Sur les frais liés au litige :
11. Dans les circonstances de l’espèce, il y a lieu de mettre à la charge de la rectrice de l’académie de Créteil la somme totale de 1 500 euros à verser à M. D et Mme F en application des dispositions de l’article L. 761-1 du code de justice administrative.
D E C I D E :
Article 1er : Les décisions du 25 avril 2024 sont annulées.
Article 2 : L’État (la rectrice de l’académie de Créteil) versera la somme totale de 1 500 euros à M. D et Mme F au titre des dispositions de l’article L. 761-1 du code de justice administrative.
Article 3 : La requête est rejetée pour le surplus des conclusions.
Article 4 : Le présent jugement sera notifié à M. A D et Mme C F et à la ministre de l’éducation nationale.

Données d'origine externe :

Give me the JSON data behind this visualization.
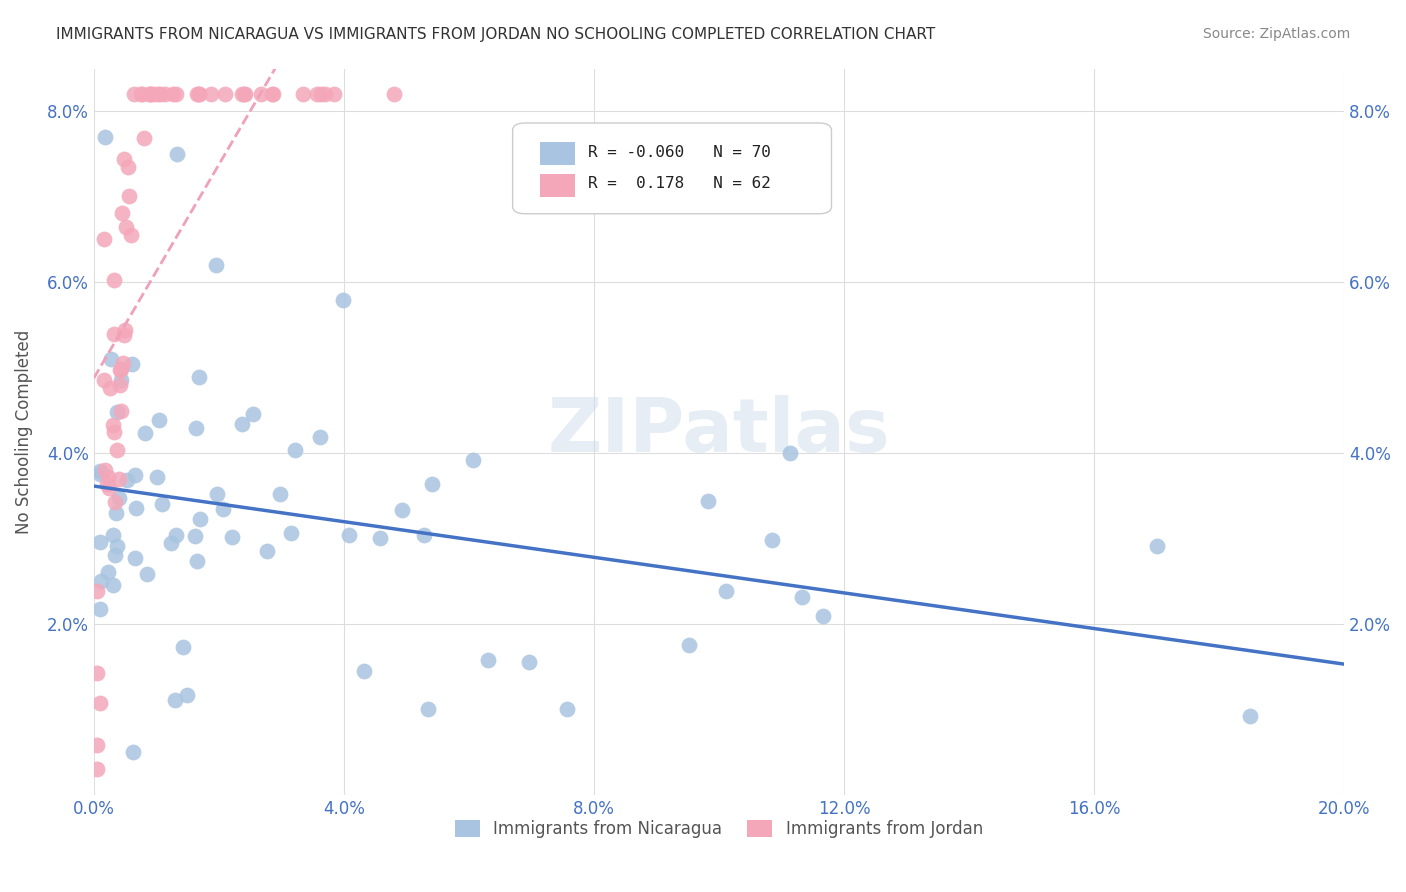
{
  "title": "IMMIGRANTS FROM NICARAGUA VS IMMIGRANTS FROM JORDAN NO SCHOOLING COMPLETED CORRELATION CHART",
  "source": "Source: ZipAtlas.com",
  "ylabel": "No Schooling Completed",
  "xlim": [
    0.0,
    0.2
  ],
  "ylim": [
    0.0,
    0.085
  ],
  "xticks": [
    0.0,
    0.04,
    0.08,
    0.12,
    0.16,
    0.2
  ],
  "xtick_labels": [
    "0.0%",
    "4.0%",
    "8.0%",
    "12.0%",
    "16.0%",
    "20.0%"
  ],
  "yticks": [
    0.0,
    0.02,
    0.04,
    0.06,
    0.08
  ],
  "ytick_labels": [
    "",
    "2.0%",
    "4.0%",
    "6.0%",
    "8.0%"
  ],
  "color_nicaragua": "#a8c4e0",
  "color_jordan": "#f4a7b9",
  "trendline_nicaragua": "#4472c4",
  "trendline_jordan": "#f0a0b8",
  "R_nicaragua": -0.06,
  "N_nicaragua": 70,
  "R_jordan": 0.178,
  "N_jordan": 62,
  "legend_label_nicaragua": "Immigrants from Nicaragua",
  "legend_label_jordan": "Immigrants from Jordan",
  "watermark": "ZIPatlas",
  "background_color": "#ffffff",
  "grid_color": "#dddddd"
}
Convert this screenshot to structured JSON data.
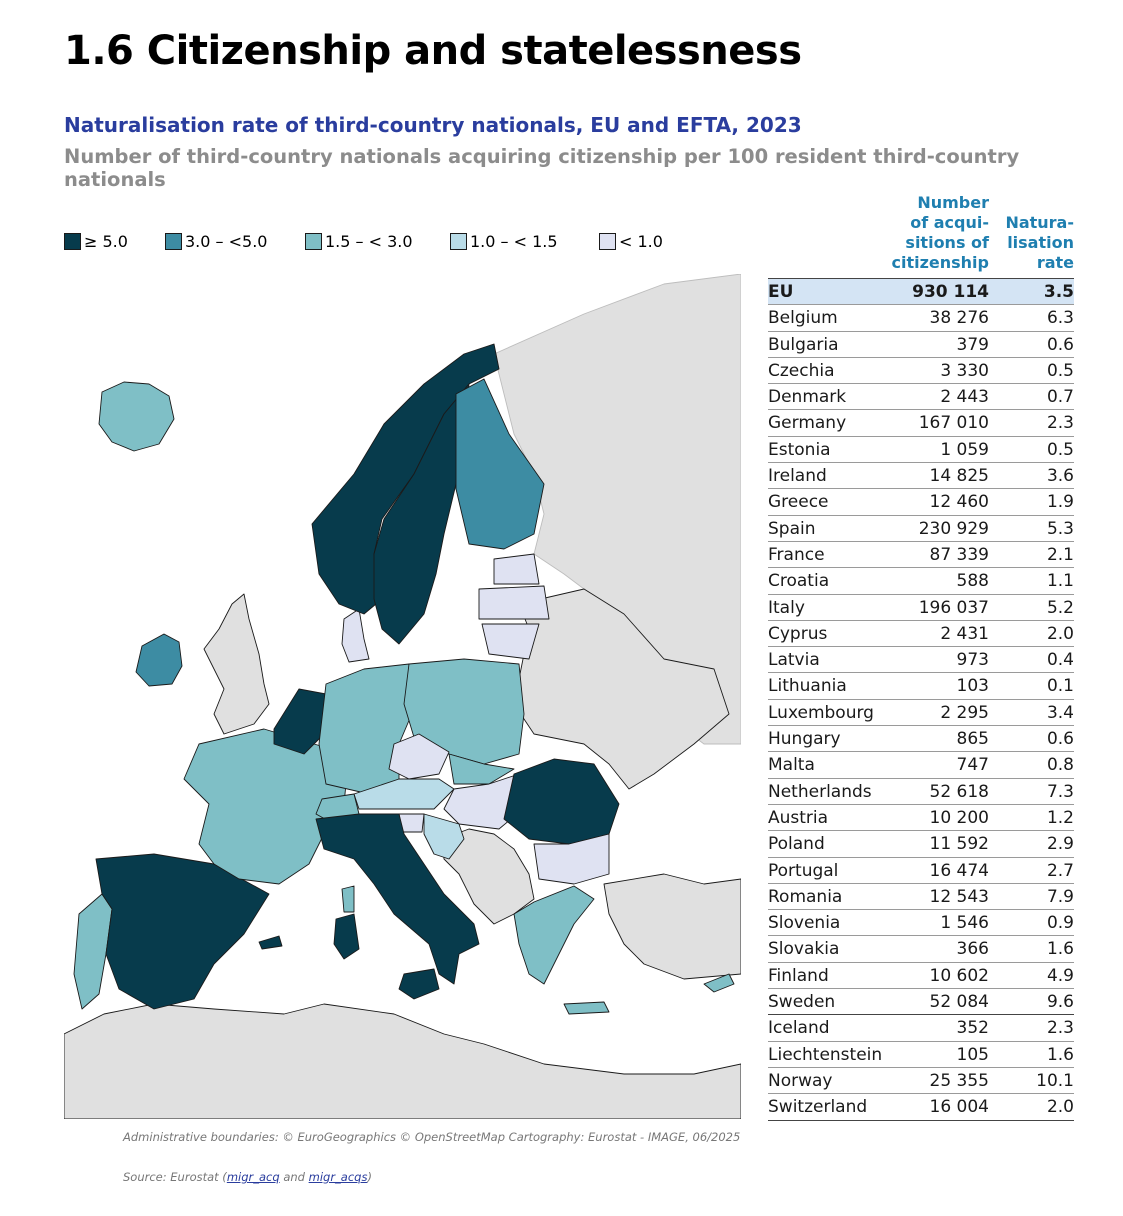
{
  "page_title": "1.6 Citizenship and statelessness",
  "chart_title": "Naturalisation rate of third-country nationals, EU and EFTA, 2023",
  "chart_subtitle": "Number of third-country nationals acquiring citizenship per 100 resident third-country nationals",
  "legend": [
    {
      "label": "≥ 5.0",
      "color": "#073b4c"
    },
    {
      "label": "3.0 – <5.0",
      "color": "#3d8ca3"
    },
    {
      "label": "1.5 – < 3.0",
      "color": "#7fbfc6"
    },
    {
      "label": "1.0 – < 1.5",
      "color": "#b9dce8"
    },
    {
      "label": "< 1.0",
      "color": "#dfe2f2"
    }
  ],
  "colors": {
    "land_other": "#e0e0e0",
    "sea": "#ffffff",
    "border": "#1a1a1a"
  },
  "table": {
    "col_number": "Number\nof acqui-\nsitions of\ncitizenship",
    "col_rate": "Natura-\nlisation\nrate",
    "rows": [
      {
        "name": "EU",
        "number": "930 114",
        "rate": "3.5"
      },
      {
        "name": "Belgium",
        "number": "38 276",
        "rate": "6.3"
      },
      {
        "name": "Bulgaria",
        "number": "379",
        "rate": "0.6"
      },
      {
        "name": "Czechia",
        "number": "3 330",
        "rate": "0.5"
      },
      {
        "name": "Denmark",
        "number": "2 443",
        "rate": "0.7"
      },
      {
        "name": "Germany",
        "number": "167 010",
        "rate": "2.3"
      },
      {
        "name": "Estonia",
        "number": "1 059",
        "rate": "0.5"
      },
      {
        "name": "Ireland",
        "number": "14 825",
        "rate": "3.6"
      },
      {
        "name": "Greece",
        "number": "12 460",
        "rate": "1.9"
      },
      {
        "name": "Spain",
        "number": "230 929",
        "rate": "5.3"
      },
      {
        "name": "France",
        "number": "87 339",
        "rate": "2.1"
      },
      {
        "name": "Croatia",
        "number": "588",
        "rate": "1.1"
      },
      {
        "name": "Italy",
        "number": "196 037",
        "rate": "5.2"
      },
      {
        "name": "Cyprus",
        "number": "2 431",
        "rate": "2.0"
      },
      {
        "name": "Latvia",
        "number": "973",
        "rate": "0.4"
      },
      {
        "name": "Lithuania",
        "number": "103",
        "rate": "0.1"
      },
      {
        "name": "Luxembourg",
        "number": "2 295",
        "rate": "3.4"
      },
      {
        "name": "Hungary",
        "number": "865",
        "rate": "0.6"
      },
      {
        "name": "Malta",
        "number": "747",
        "rate": "0.8"
      },
      {
        "name": "Netherlands",
        "number": "52 618",
        "rate": "7.3"
      },
      {
        "name": "Austria",
        "number": "10 200",
        "rate": "1.2"
      },
      {
        "name": "Poland",
        "number": "11 592",
        "rate": "2.9"
      },
      {
        "name": "Portugal",
        "number": "16 474",
        "rate": "2.7"
      },
      {
        "name": "Romania",
        "number": "12 543",
        "rate": "7.9"
      },
      {
        "name": "Slovenia",
        "number": "1 546",
        "rate": "0.9"
      },
      {
        "name": "Slovakia",
        "number": "366",
        "rate": "1.6"
      },
      {
        "name": "Finland",
        "number": "10 602",
        "rate": "4.9"
      },
      {
        "name": "Sweden",
        "number": "52 084",
        "rate": "9.6"
      },
      {
        "name": "Iceland",
        "number": "352",
        "rate": "2.3"
      },
      {
        "name": "Liechtenstein",
        "number": "105",
        "rate": "1.6"
      },
      {
        "name": "Norway",
        "number": "25 355",
        "rate": "10.1"
      },
      {
        "name": "Switzerland",
        "number": "16 004",
        "rate": "2.0"
      }
    ]
  },
  "footnotes": {
    "boundaries": "Administrative boundaries: © EuroGeographics © OpenStreetMap Cartography: Eurostat - IMAGE, 06/2025",
    "source_prefix": "Source: Eurostat (",
    "source_link1": "migr_acq",
    "source_and": " and ",
    "source_link2": "migr_acqs",
    "source_suffix": ")"
  }
}
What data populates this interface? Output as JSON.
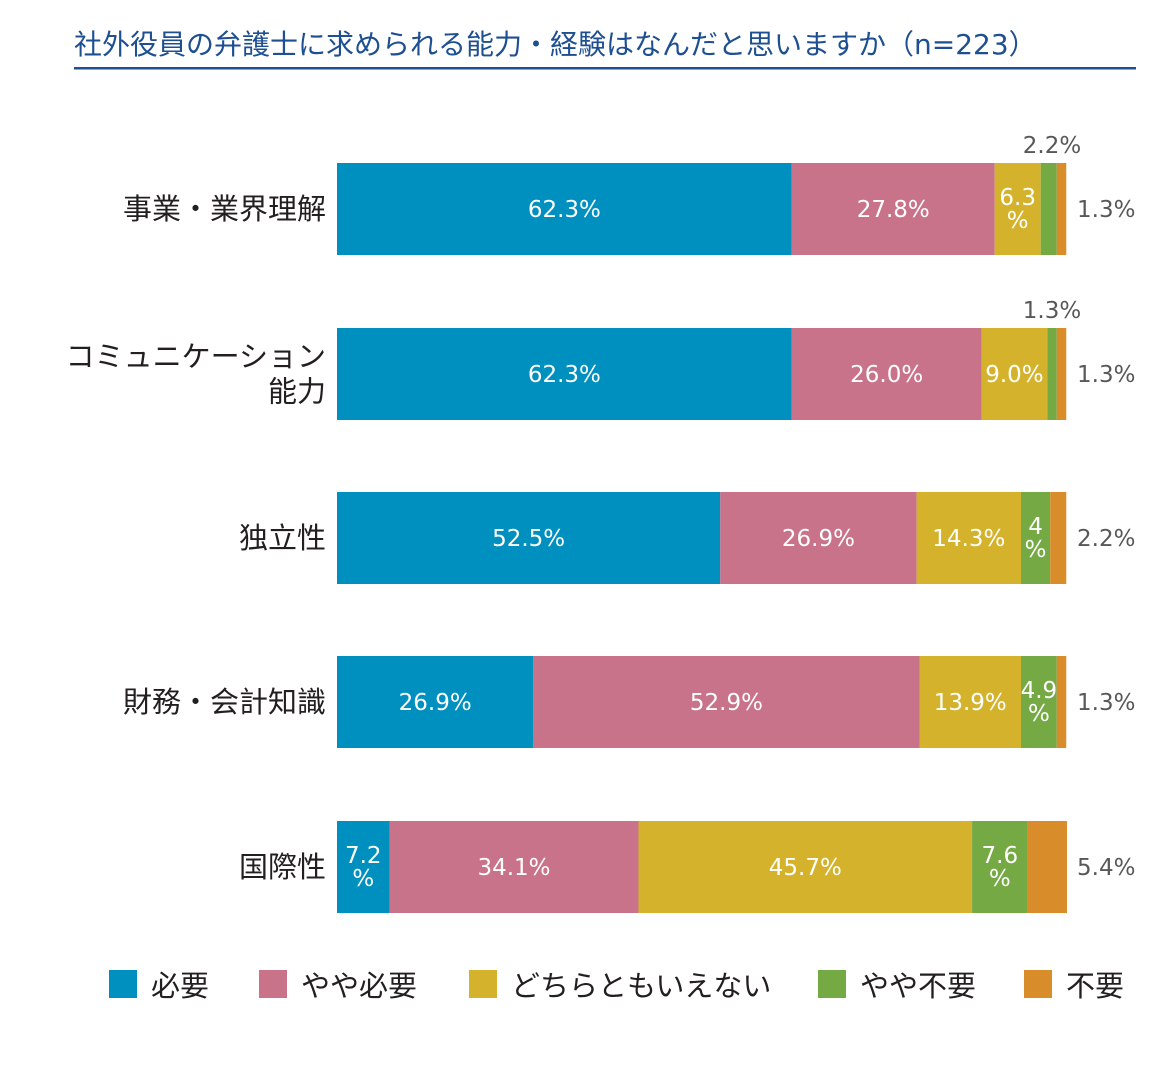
{
  "chart_data": {
    "type": "bar",
    "orientation": "horizontal",
    "stacked": true,
    "title": "社外役員の弁護士に求められる能力・経験はなんだと思いますか（n=223）",
    "categories": [
      [
        "事業・業界理解"
      ],
      [
        "コミュニケーション",
        "能力"
      ],
      [
        "独立性"
      ],
      [
        "財務・会計知識"
      ],
      [
        "国際性"
      ]
    ],
    "series": [
      {
        "name": "必要",
        "color": "#0090bf",
        "values": [
          62.3,
          62.3,
          52.5,
          26.9,
          7.2
        ]
      },
      {
        "name": "やや必要",
        "color": "#c87389",
        "values": [
          27.8,
          26.0,
          26.9,
          52.9,
          34.1
        ]
      },
      {
        "name": "どちらともいえない",
        "color": "#d5b22b",
        "values": [
          6.3,
          9.0,
          14.3,
          13.9,
          45.7
        ]
      },
      {
        "name": "やや不要",
        "color": "#74a943",
        "values": [
          2.2,
          1.3,
          4,
          4.9,
          7.6
        ]
      },
      {
        "name": "不要",
        "color": "#d98d2a",
        "values": [
          1.3,
          1.3,
          2.2,
          1.3,
          5.4
        ]
      }
    ],
    "bar_labels": [
      [
        "62.3%",
        "27.8%",
        [
          "6.3",
          "%"
        ],
        null,
        null
      ],
      [
        "62.3%",
        "26.0%",
        "9.0%",
        null,
        null
      ],
      [
        "52.5%",
        "26.9%",
        "14.3%",
        [
          "4",
          "%"
        ],
        null
      ],
      [
        "26.9%",
        "52.9%",
        "13.9%",
        [
          "4.9",
          "%"
        ],
        null
      ],
      [
        [
          "7.2",
          "%"
        ],
        "34.1%",
        "45.7%",
        [
          "7.6",
          "%"
        ],
        null
      ]
    ],
    "outside_labels_above": [
      "2.2%",
      "1.3%",
      null,
      null,
      null
    ],
    "outside_labels_right": [
      "1.3%",
      "1.3%",
      "2.2%",
      "1.3%",
      "5.4%"
    ],
    "xlim": [
      0,
      100
    ],
    "legend": {
      "position": "bottom"
    }
  }
}
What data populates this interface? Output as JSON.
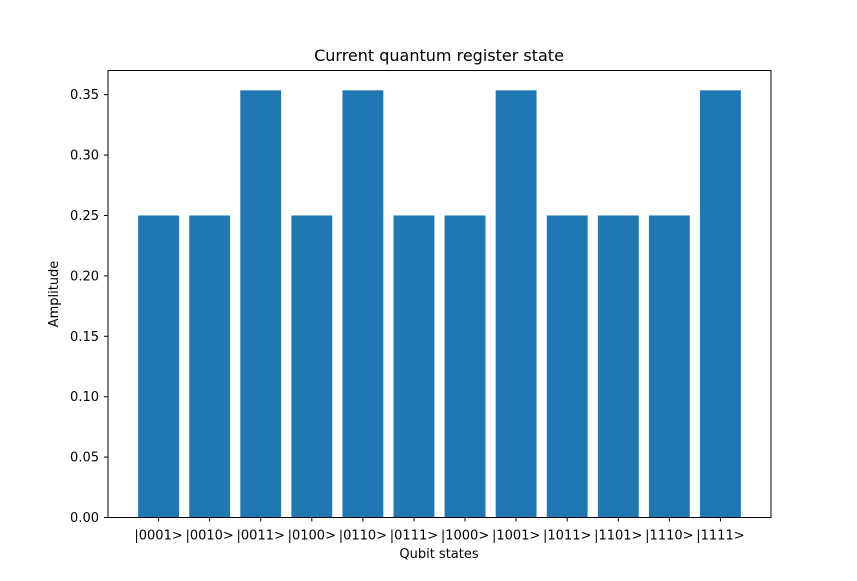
{
  "chart_data": {
    "type": "bar",
    "title": "Current quantum register state",
    "xlabel": "Qubit states",
    "ylabel": "Amplitude",
    "categories": [
      "|0001>",
      "|0010>",
      "|0011>",
      "|0100>",
      "|0110>",
      "|0111>",
      "|1000>",
      "|1001>",
      "|1011>",
      "|1101>",
      "|1110>",
      "|1111>"
    ],
    "values": [
      0.25,
      0.25,
      0.3536,
      0.25,
      0.3536,
      0.25,
      0.25,
      0.3536,
      0.25,
      0.25,
      0.25,
      0.3536
    ],
    "ylim": [
      0,
      0.37
    ],
    "yticks": [
      0.0,
      0.05,
      0.1,
      0.15,
      0.2,
      0.25,
      0.3,
      0.35
    ],
    "ytick_labels": [
      "0.00",
      "0.05",
      "0.10",
      "0.15",
      "0.20",
      "0.25",
      "0.30",
      "0.35"
    ],
    "bar_color": "#1f77b4",
    "grid": false,
    "legend": "none"
  }
}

Copie en sera adressée à la rectrice de l’académie de Créteil.
Délibéré après l’audience du 6 septembre 2024, à laquelle siégeaient :
Mme Mullié, présidente,
Mme Dutour, conseillère,
M. Collen-Renaux, conseiller.
Rendu public par mise à disposition au greffe le 27 septembre 2024.
La présidente rapporteure,
N. MULLIEL’assesseure la plus ancienne,
L. DUTOUR
La greffière,
M. B
La République mande et ordonne à la ministre de l’éducation nationale en ce qui la concerne ou à tous commissaires de justice à ce requis en ce qui concerne les voies de droit commun contre les parties privées, de pourvoir à l’exécution de la présente décision.